As Cidades Mortas e a Morte dos Lugares: Uma interpretação da obra de Mike Davis
Por: Francisco de Assis Penteado Mazetto

Existem muitas formas de assassinar uma cidade, um lugar, uma região. A mais conhecida e divulgada é pelo esvaziamento econômico, a morte dos meios de produção que é decretada pelos interesses do grande capital, quando o lócus não mais apresenta as condições atraentes para o desenvolvimento do modo de produção capitalista. A ação pontual do capitalismo privado concentra suas atividades em determinado local e período para seu desenvolvimento. E assim tem sido desde o capitalismo mercantil até a sociedade pós-moderna, uma sucessão contínua de nascimento, desenvolvimento e morte dos lugares ao sabor do fluxo do capital. Às cidades e lugares que morrem são imputadas todas as culpas do fenômeno do topocídio, a morte do lugar, não tendo estes a competência para atrair o capital, ou seja, fazer concessões ao capital em prejuízo da classe trabalhadora.

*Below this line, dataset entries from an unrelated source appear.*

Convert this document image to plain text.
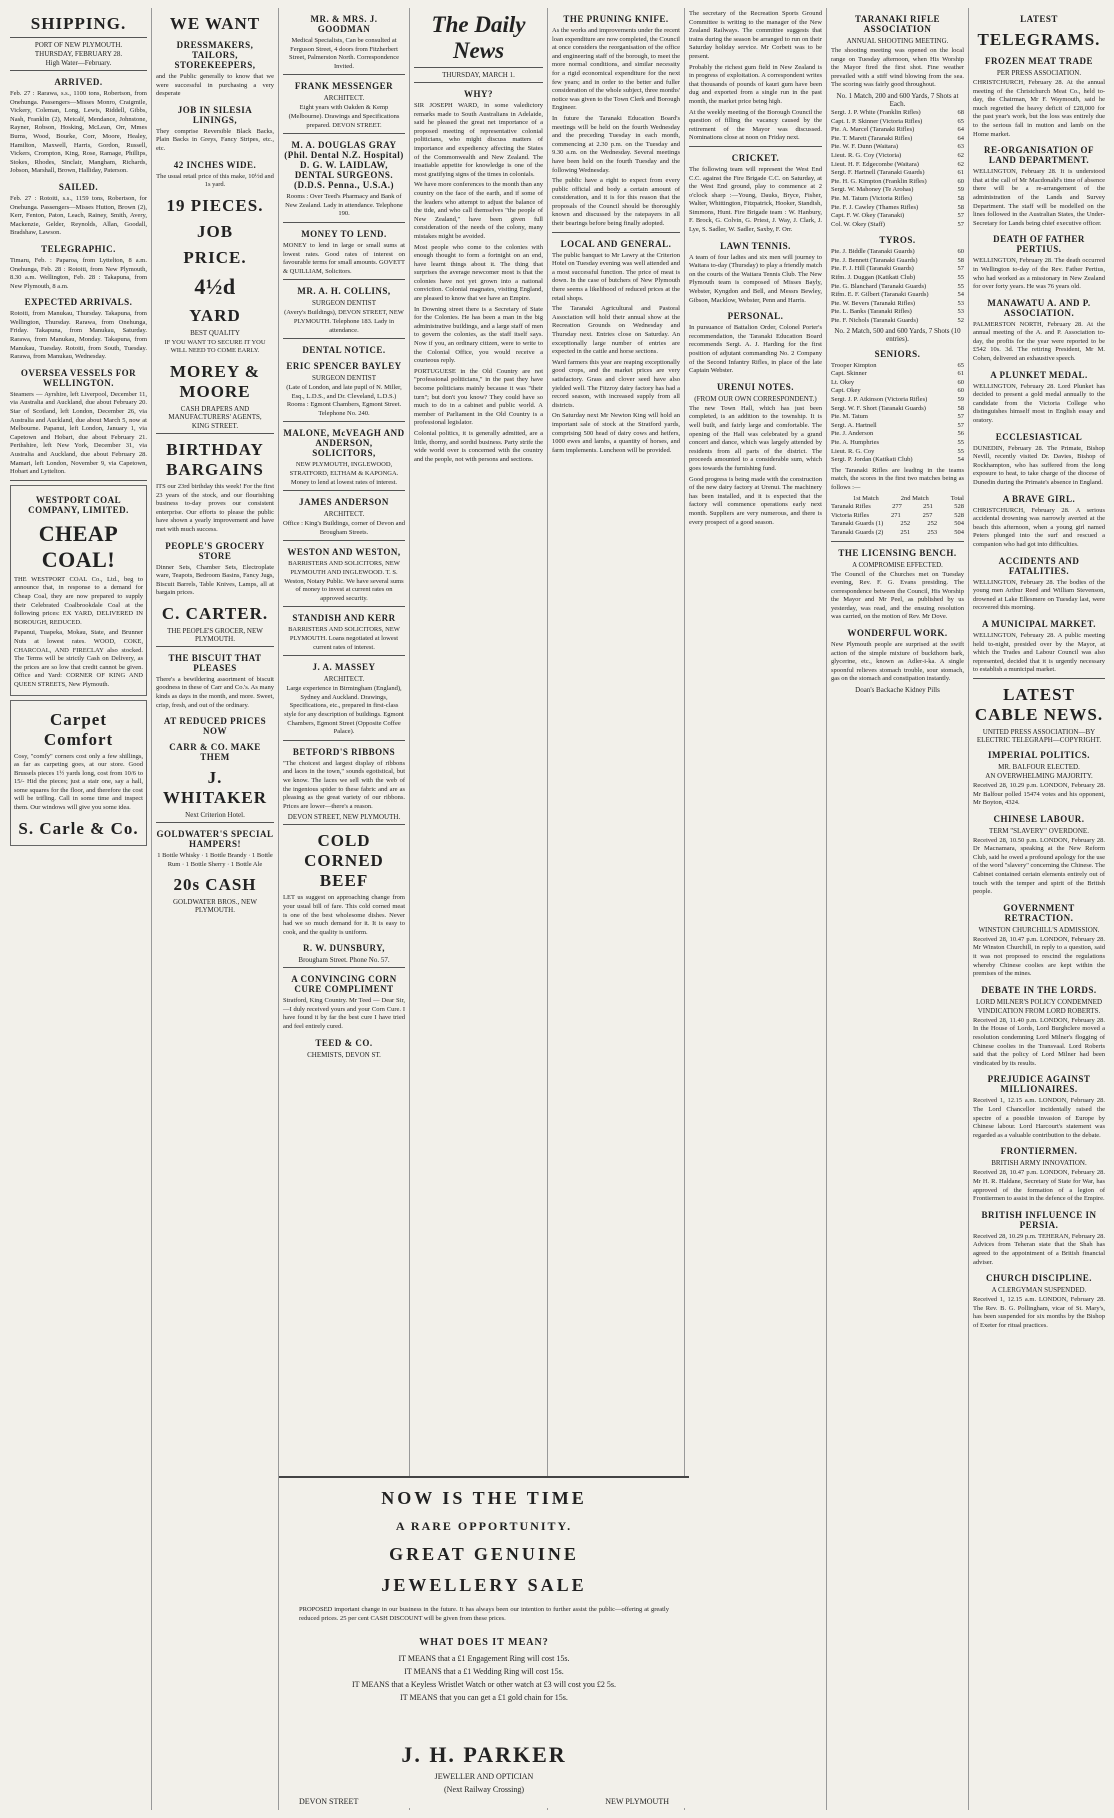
SHIPPING.
PORT OF NEW PLYMOUTH.
THURSDAY, FEBRUARY 28.
High Water—February.
ARRIVED.
Feb. 27 : Rarawa, s.s., 1100 tons, Robertson, from Onehunga. Passengers—Misses Monro, Craigmile, Vickery, Coleman, Long, Lewis, Riddell, Gibbs, Nash, Franklin (2), Metcalf, Mendance, Johnstone, Rayner, Robson, Hosking, McLean, Orr, Mmes Burns, Wood, Bourke, Corr, Moore, Healey, Hamilton, Maxwell, Harris, Gordon, Russell, Vickers, Crompton, King, Rose, Ramage, Phillips, Stokes, Rhodes, Sinclair, Mangham, Richards, Jobson, Marshall, Brown, Halliday, Paterson.
SAILED.
Feb. 27 : Rotoiti, s.s., 1159 tons, Robertson, for Onehunga. Passengers—Misses Hutton, Brown (2), Kerr, Fenton, Paton, Leach, Rainey, Smith, Avery, Mackenzie, Gelder, Reynolds, Allan, Goodall, Bradshaw, Lawson.
TELEGRAPHIC.
Timaru, Feb. : Paparoa, from Lyttelton, 8 a.m. Onehunga, Feb. 28 : Rotoiti, from New Plymouth, 8.30 a.m. Wellington, Feb. 28 : Takapuna, from New Plymouth, 8 a.m.
EXPECTED ARRIVALS.
Rotoiti, from Manukau, Thursday. Takapuna, from Wellington, Thursday. Rarawa, from Onehunga, Friday. Takapuna, from Manukau, Saturday. Rarawa, from Manukau, Monday. Takapuna, from Manukau, Tuesday. Rotoiti, from South, Tuesday. Rarawa, from Manukau, Wednesday.
OVERSEA VESSELS FOR WELLINGTON.
Steamers — Ayrshire, left Liverpool, December 11, via Australia and Auckland, due about February 20. Star of Scotland, left London, December 26, via Australia and Auckland, due about March 5, now at Melbourne. Papanui, left London, January 1, via Capetown and Hobart, due about February 21. Perthshire, left New York, December 31, via Australia and Auckland, due about February 28. Mamari, left London, November 9, via Capetown, Hobart and Lyttelton.
WESTPORT COAL COMPANY, LIMITED.
CHEAP COAL!
THE WESTPORT COAL Co., Ltd., beg to announce that, in response to a demand for Cheap Coal, they are now prepared to supply their Celebrated Coalbrookdale Coal at the following prices: EX YARD, DELIVERED IN BOROUGH, REDUCED.
Papanui, Tuapeka, Mokau, State, and Brunner Nuts at lowest rates. WOOD, COKE, CHARCOAL, AND FIRECLAY also stocked. The Terms will be strictly Cash on Delivery, as the prices are so low that credit cannot be given. Office and Yard: CORNER OF KING AND QUEEN STREETS, New Plymouth.
Carpet Comfort
Cosy, "comfy" corners cost only a few shillings, as far as carpeting goes, at our store. Good Brussels pieces 1½ yards long, cost from 10/6 to 15/- Hid the pieces; just a stair one, say a hall, some squares for the floor, and therefore the cost will be trifling. Call in some time and inspect them. Our windows will give you some idea.
S. Carle & Co.
WE WANT
DRESSMAKERS, TAILORS, STOREKEEPERS,
and the Public generally to know that we were successful in purchasing a very desperate
JOB IN SILESIA LININGS,
They comprise Reversible Black Backs, Plain Backs in Greys, Fancy Stripes, etc., etc.
42 INCHES WIDE.
The usual retail price of this make, 10½d and 1s yard.
19 PIECES.
JOB
PRICE.
4½d
YARD
BEST QUALITY
IF YOU WANT TO SECURE IT YOU WILL NEED TO COME EARLY.
MOREY & MOORE
CASH DRAPERS AND MANUFACTURERS' AGENTS,
KING STREET.
BIRTHDAY BARGAINS
ITS our 23rd birthday this week! For the first 23 years of the stock, and our flourishing business to-day proves our consistent enterprise. Our efforts to please the public have shown a yearly improvement and have met with much success.
PEOPLE'S GROCERY STORE
Dinner Sets, Chamber Sets, Electroplate ware, Teapots, Bedroom Basins, Fancy Jugs, Biscuit Barrels, Table Knives, Lamps, all at bargain prices.
C. CARTER.
THE PEOPLE'S GROCER, NEW PLYMOUTH.
THE BISCUIT THAT PLEASES
There's a bewildering assortment of biscuit goodness in these of Carr and Co.'s. As many kinds as days in the month, and more. Sweet, crisp, fresh, and out of the ordinary.
AT REDUCED PRICES NOW
CARR & CO. MAKE THEM
J. WHITAKER
Next Criterion Hotel.
GOLDWATER'S SPECIAL HAMPERS!
1 Bottle Whisky · 1 Bottle Brandy · 1 Bottle Rum · 1 Bottle Sherry · 1 Bottle Ale
20s CASH
GOLDWATER BROS., NEW PLYMOUTH.
MR. & MRS. J. GOODMAN
Medical Specialists, Can be consulted at Ferguson Street, 4 doors from Fitzherbert Street, Palmerston North. Correspondence Invited.
FRANK MESSENGER
ARCHITECT.
Eight years with Oakden & Kemp (Melbourne). Drawings and Specifications prepared. DEVON STREET.
M. A. DOUGLAS GRAY (Phil. Dental N.Z. Hospital) D. G. W. LAIDLAW, DENTAL SURGEONS. (D.D.S. Penna., U.S.A.)
Rooms : Over Teed's Pharmacy and Bank of New Zealand. Lady in attendance. Telephone 190.
MONEY TO LEND.
MONEY to lend in large or small sums at lowest rates. Good rates of interest on favourable terms for small amounts. GOVETT & QUILLIAM, Solicitors.
MR. A. H. COLLINS,
SURGEON DENTIST
(Avery's Buildings), DEVON STREET, NEW PLYMOUTH. Telephone 183. Lady in attendance.
DENTAL NOTICE.
ERIC SPENCER BAYLEY
SURGEON DENTIST
(Late of London, and late pupil of N. Miller, Esq., L.D.S., and Dr. Cleveland, L.D.S.) Rooms : Egmont Chambers, Egmont Street. Telephone No. 240.
MALONE, McVEAGH AND ANDERSON, SOLICITORS,
NEW PLYMOUTH, INGLEWOOD, STRATFORD, ELTHAM & KAPONGA. Money to lend at lowest rates of interest.
JAMES ANDERSON
ARCHITECT.
Office : King's Buildings, corner of Devon and Brougham Streets.
WESTON AND WESTON,
BARRISTERS AND SOLICITORS, NEW PLYMOUTH AND INGLEWOOD. T. S. Weston, Notary Public. We have several sums of money to invest at current rates on approved security.
STANDISH AND KERR
BARRISTERS AND SOLICITORS, NEW PLYMOUTH. Loans negotiated at lowest current rates of interest.
J. A. MASSEY
ARCHITECT.
Large experience in Birmingham (England), Sydney and Auckland. Drawings, Specifications, etc., prepared in first-class style for any description of buildings. Egmont Chambers, Egmont Street (Opposite Coffee Palace).
BETFORD'S RIBBONS
"The choicest and largest display of ribbons and laces in the town," sounds egotistical, but we know. The laces we sell with the web of the ingenious spider to these fabric and are as pleasing as the great variety of our ribbons. Prices are lower—there's a reason.
DEVON STREET, NEW PLYMOUTH.
COLD CORNED BEEF
LET us suggest on approaching change from your usual bill of fare. This cold corned meat is one of the best wholesome dishes. Never had we so much demand for it. It is easy to cook, and the quality is uniform.
R. W. DUNSBURY,
Brougham Street. Phone No. 57.
A CONVINCING CORN CURE COMPLIMENT
Stratford, King Country. Mr Teed — Dear Sir,—I duly received yours and your Corn Cure. I have found it by far the best cure I have tried and feel entirely cured.
TEED & CO.
CHEMISTS, DEVON ST.
The Daily News
THURSDAY, MARCH 1.
WHY?
SIR JOSEPH WARD, in some valedictory remarks made to South Australians in Adelaide, said he pleased the great net importance of a proposed meeting of representative colonial politicians, who might discuss matters of importance and expediency affecting the States of the Commonwealth and New Zealand. The insatiable appetite for knowledge is one of the most gratifying signs of the times in colonials.
We have more conferences to the month than any country on the face of the earth, and if some of the leaders who attempt to adjust the balance of the tide, and who call themselves "the people of New Zealand," have been given full consideration of the needs of the colony, many mistakes might be avoided.
Most people who come to the colonies with enough thought to form a fortnight on an end, have learnt things about it. The thing that surprises the average newcomer most is that the colonies have not yet grown into a national conviction. Colonial magnates, visiting England, are pleased to know that we have an Empire.
In Downing street there is a Secretary of State for the Colonies. He has been a man in the big administrative buildings, and a large staff of men to govern the colonies, as the staff itself says. Now if you, an ordinary citizen, were to write to the Colonial Office, you would receive a courteous reply.
PORTUGUESE in the Old Country are not "professional politicians," in the past they have become politicians mainly because it was "their turn"; but don't you know? They could have so much to do in a cabinet and public world. A member of Parliament in the Old Country is a professional legislator.
Colonial politics, it is generally admitted, are a little, thorny, and sordid business. Party strife the wide world over is concerned with the country and the people, not with persons and sections.
THE PRUNING KNIFE.
As the works and improvements under the recent loan expenditure are now completed, the Council at once considers the reorganisation of the office and engineering staff of the borough, to meet the more normal conditions, and similar necessity for a rigid economical expenditure for the next few years; and in order to the better and fuller consideration of the whole subject, three months' notice was given to the Town Clerk and Borough Engineer.
In future the Taranaki Education Board's meetings will be held on the fourth Wednesday and the preceding Tuesday in each month, commencing at 2.30 p.m. on the Tuesday and 9.30 a.m. on the Wednesday. Several meetings have been held on the fourth Tuesday and the following Wednesday.
The public have a right to expect from every public official and body a certain amount of consideration, and it is for this reason that the proposals of the Council should be thoroughly known and discussed by the ratepayers in all their bearings before being finally adopted.
LOCAL AND GENERAL.
The public banquet to Mr Lawry at the Criterion Hotel on Tuesday evening was well attended and a most successful function. The price of meat is down. In the case of butchers of New Plymouth there seems a likelihood of reduced prices at the retail shops.
The Taranaki Agricultural and Pastoral Association will hold their annual show at the Recreation Grounds on Wednesday and Thursday next. Entries close on Saturday. An exceptionally large number of entries are expected in the cattle and horse sections.
Ward farmers this year are reaping exceptionally good crops, and the market prices are very satisfactory. Grass and clover seed have also yielded well. The Fitzroy dairy factory has had a record season, with increased supply from all districts.
On Saturday next Mr Newton King will hold an important sale of stock at the Stratford yards, comprising 500 head of dairy cows and heifers, 1000 ewes and lambs, a quantity of horses, and farm implements. Luncheon will be provided.
The secretary of the Recreation Sports Ground Committee is writing to the manager of the New Zealand Railways. The committee suggests that trains during the season be arranged to run on their Saturday holiday service. Mr Corbett was to be present.
Probably the richest gum field in New Zealand is in progress of exploitation. A correspondent writes that thousands of pounds of kauri gum have been dug and exported from a single run in the past month, the market price being high.
At the weekly meeting of the Borough Council the question of filling the vacancy caused by the retirement of the Mayor was discussed. Nominations close at noon on Friday next.
CRICKET.
The following team will represent the West End C.C. against the Fire Brigade C.C. on Saturday, at the West End ground, play to commence at 2 o'clock sharp :—Young, Dauks, Bryce, Fisher, Walter, Whittington, Fitzpatrick, Hooker, Standish, Simmons, Hunt. Fire Brigade team : W. Hanbury, F. Brock, G. Colvin, G. Priest, J. Way, J. Clark, J. Lye, S. Sadler, W. Sadler, Saxby, F. Orr.
LAWN TENNIS.
A team of four ladies and six men will journey to Waitara to-day (Thursday) to play a friendly match on the courts of the Waitara Tennis Club. The New Plymouth team is composed of Misses Bayly, Webster, Kyngdon and Bell, and Messrs Bewley, Gibson, Macklow, Webster, Penn and Harris.
PERSONAL.
In pursuance of Battalion Order, Colonel Porter's recommendation, the Taranaki Education Board recommends Sergt. A. J. Harding for the first position of adjutant commanding No. 2 Company of the Second Infantry Rifles, in place of the late Captain Webster.
URENUI NOTES.
(FROM OUR OWN CORRESPONDENT.)
The new Town Hall, which has just been completed, is an addition to the township. It is well built, and fairly large and comfortable. The opening of the Hall was celebrated by a grand concert and dance, which was largely attended by residents from all parts of the district. The proceeds amounted to a considerable sum, which goes towards the furnishing fund.
Good progress is being made with the construction of the new dairy factory at Urenui. The machinery has been installed, and it is expected that the factory will commence operations early next month. Suppliers are very numerous, and there is every prospect of a good season.
TARANAKI RIFLE ASSOCIATION
ANNUAL SHOOTING MEETING.
The shooting meeting was opened on the local range on Tuesday afternoon, when His Worship the Mayor fired the first shot. Fine weather prevailed with a stiff wind blowing from the sea. The scoring was fairly good throughout.
No. 1 Match, 200 and 600 Yards, 7 Shots at Each.
Sergt. J. P. White (Franklin Rifles)	68
Capt. I. P. Skinner (Victoria Rifles)	65
Pte. A. Marcel (Taranaki Rifles)	64
Pte. T. Marett (Taranaki Rifles)	64
Pte. W. F. Dunn (Waitara)	63
Lieut. R. G. Coy (Victoria)	62
Lieut. H. F. Edgecombe (Waitara)	62
Sergt. F. Hartnell (Taranaki Guards)	61
Pte. H. G. Kimpton (Franklin Rifles)	60
Sergt. W. Mahoney (Te Arohas)	59
Pte. M. Tatum (Victoria Rifles)	58
Pte. F. J. Cawley (Thames Rifles)	58
Capt. F. W. Okey (Taranaki)	57
Col. W. Okey (Staff)	57
TYROS.
Pte. J. Biddle (Taranaki Guards)	60
Pte. J. Bennett (Taranaki Guards)	58
Pte. F. J. Hill (Taranaki Guards)	57
Rifm. J. Duggan (Katikati Club)	55
Pte. G. Blanchard (Taranaki Guards)	55
Rifm. E. F. Gilbert (Taranaki Guards)	54
Pte. W. Bevers (Taranaki Rifles)	53
Pte. L. Banks (Taranaki Rifles)	53
Pte. F. Nichols (Taranaki Guards)	52
No. 2 Match, 500 and 600 Yards, 7 Shots (10 entries).
SENIORS.
Trooper Kimpton	65
Capt. Skinner	61
Lt. Okey	60
Capt. Okey	60
Sergt. J. P. Atkinson (Victoria Rifles)	59
Sergt. W. F. Short (Taranaki Guards)	58
Pte. M. Tatum	57
Sergt. A. Hartnell	57
Pte. J. Anderson	56
Pte. A. Humphries	55
Lieut. R. G. Coy	55
Sergt. P. Jordan (Katikati Club)	54
The Taranaki Rifles are leading in the teams match, the scores in the first two matches being as follows :—
1st Match	2nd Match	Total
Taranaki Rifles	277	251	528
Victoria Rifles	271	257	528
Taranaki Guards (1)	252	252	504
Taranaki Guards (2)	251	253	504
THE LICENSING BENCH.
A COMPROMISE EFFECTED.
The Council of the Churches met on Tuesday evening, Rev. F. G. Evans presiding. The correspondence between the Council, His Worship the Mayor and Mr Peel, as published by us yesterday, was read, and the ensuing resolution was carried, on the motion of Rev. Mr Dove.
WONDERFUL WORK.
New Plymouth people are surprised at the swift action of the simple mixture of buckthorn bark, glycerine, etc., known as Adler-i-ka. A single spoonful relieves stomach trouble, sour stomach, gas on the stomach and constipation instantly.
Doan's Backache Kidney Pills
LATEST
TELEGRAMS.
FROZEN MEAT TRADE
PER PRESS ASSOCIATION.
CHRISTCHURCH, February 28. At the annual meeting of the Christchurch Meat Co., held to-day, the Chairman, Mr F. Waymouth, said he much regretted the heavy deficit of £28,000 for the past year's work, but the loss was entirely due to the serious fall in mutton and lamb on the Home market.
RE-ORGANISATION OF LAND DEPARTMENT.
WELLINGTON, February 28. It is understood that at the call of Mr Macdonald's time of absence there will be a re-arrangement of the administration of the Lands and Survey Department. The staff will be modelled on the lines followed in the Australian States, the Under-Secretary for Lands being chief executive officer.
DEATH OF FATHER PERTIUS.
WELLINGTON, February 28. The death occurred in Wellington to-day of the Rev. Father Pertius, who had worked as a missionary in New Zealand for over forty years. He was 76 years old.
MANAWATU A. AND P. ASSOCIATION.
PALMERSTON NORTH, February 28. At the annual meeting of the A. and P. Association to-day, the profits for the year were reported to be £542 10s. 3d. The retiring President, Mr M. Cohen, delivered an exhaustive speech.
A PLUNKET MEDAL.
WELLINGTON, February 28. Lord Plunket has decided to present a gold medal annually to the candidate from the Victoria College who distinguishes himself most in English essay and oratory.
ECCLESIASTICAL
DUNEDIN, February 28. The Primate, Bishop Nevill, recently visited Dr. Davies, Bishop of Rockhampton, who has suffered from the long exposure to heat, to take charge of the diocese of Dunedin during the Primate's absence in England.
A BRAVE GIRL.
CHRISTCHURCH, February 28. A serious accidental drowning was narrowly averted at the beach this afternoon, when a young girl named Peters plunged into the surf and rescued a companion who had got into difficulties.
ACCIDENTS AND FATALITIES.
WELLINGTON, February 28. The bodies of the young men Arthur Reed and William Stevenson, drowned at Lake Ellesmere on Tuesday last, were recovered this morning.
A MUNICIPAL MARKET.
WELLINGTON, February 28. A public meeting held to-night, presided over by the Mayor, at which the Trades and Labour Council was also represented, decided that it is urgently necessary to establish a municipal market.
LATEST CABLE NEWS.
UNITED PRESS ASSOCIATION—BY ELECTRIC TELEGRAPH—COPYRIGHT.
IMPERIAL POLITICS.
MR. BALFOUR ELECTED.
AN OVERWHELMING MAJORITY.
Received 28, 10.29 p.m. LONDON, February 28. Mr Balfour polled 15474 votes and his opponent, Mr Boyton, 4324.
CHINESE LABOUR.
TERM "SLAVERY" OVERDONE.
Received 28, 10.50 p.m. LONDON, February 28. Dr Macnamara, speaking at the New Reform Club, said he owed a profound apology for the use of the word "slavery" concerning the Chinese. The Cabinet contained certain elements entirely out of touch with the temper and spirit of the British people.
GOVERNMENT RETRACTION.
WINSTON CHURCHILL'S ADMISSION.
Received 28, 10.47 p.m. LONDON, February 28. Mr Winston Churchill, in reply to a question, said it was not proposed to rescind the regulations whereby Chinese coolies are kept within the premises of the mines.
DEBATE IN THE LORDS.
LORD MILNER'S POLICY CONDEMNED
VINDICATION FROM LORD ROBERTS.
Received 28, 11.40 p.m. LONDON, February 28. In the House of Lords, Lord Burghclere moved a resolution condemning Lord Milner's flogging of Chinese coolies in the Transvaal. Lord Roberts said that the policy of Lord Milner had been vindicated by its results.
PREJUDICE AGAINST MILLIONAIRES.
Received 1, 12.15 a.m. LONDON, February 28. The Lord Chancellor incidentally raised the spectre of a possible invasion of Europe by Chinese labour. Lord Harcourt's statement was regarded as a valuable contribution to the debate.
FRONTIERMEN.
BRITISH ARMY INNOVATION.
Received 28, 10.47 p.m. LONDON, February 28. Mr H. R. Haldane, Secretary of State for War, has approved of the formation of a legion of Frontiermen to assist in the defence of the Empire.
BRITISH INFLUENCE IN PERSIA.
Received 28, 10.29 p.m. TEHERAN, February 28. Advices from Teheran state that the Shah has agreed to the appointment of a British financial adviser.
CHURCH DISCIPLINE.
A CLERGYMAN SUSPENDED.
Received 1, 12.15 a.m. LONDON, February 28. The Rev. B. G. Pollingham, vicar of St. Mary's, has been suspended for six months by the Bishop of Exeter for ritual practices.
NOW IS THE TIME
A RARE OPPORTUNITY.
GREAT GENUINE
JEWELLERY SALE
PROPOSED important change in our business in the future. It has always been our intention to further assist the public—offering at greatly reduced prices. 25 per cent CASH DISCOUNT will be given from these prices.
WHAT DOES IT MEAN?
IT MEANS that a £1 Engagement Ring will cost 15s.
IT MEANS that a £1 Wedding Ring will cost 15s.
IT MEANS that a Keyless Wristlet Watch or other watch at £3 will cost you £2 5s.
IT MEANS that you can get a £1 gold chain for 15s.
J. H. PARKER
JEWELLER AND OPTICIAN
(Next Railway Crossing)
DEVON STREET	NEW PLYMOUTH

O papel do Estado cresce no século XX, depois de muitas lutas do proletariado no século anterior, com o socialismo real e mesmo no capitalismo keynesiano, mas o poder do capital privado ainda se faz sentir vigorosamente através da santificação da propriedade privada nos meios de produção, institucionalizando o roubo e expropriação às classes proletárias (Proudhon, 1998). As cidades pioneiras do renascimento entram em declínio, pois o fluxo do capital se desloca para a Ibéria e depois para os Países Baixos a custa da intensa exploração escravista da América. Com a Revolução Industrial, as cidades inglesas do carvão se tornam a “oficina do mundo” e o inferno para os operários submetidos às condições subumanas de trabalho e de vida. A II Revolução Industrial decreta a morte econômica das cidades do carvão e o nascimento das cidades do automóvel concentradas inicialmente nos países centrais. Quando em meados do século XX, os interesses do capital se voltam para o processo de desconcentração industrial, os países periféricos, principalmente da América Latina são alvos da nova expansão do capitalismo. A procura de condições ideais para a reprodução do capital no processo produtivo é incessante, sendo que alguns países do extremo oriente agora são eleitos para a ação do capital. A sociedade pós-moderna se revela tão excludente e discriminatória quanto os períodos das primeiras ondas cíclicas do capitalismo (Kondratief).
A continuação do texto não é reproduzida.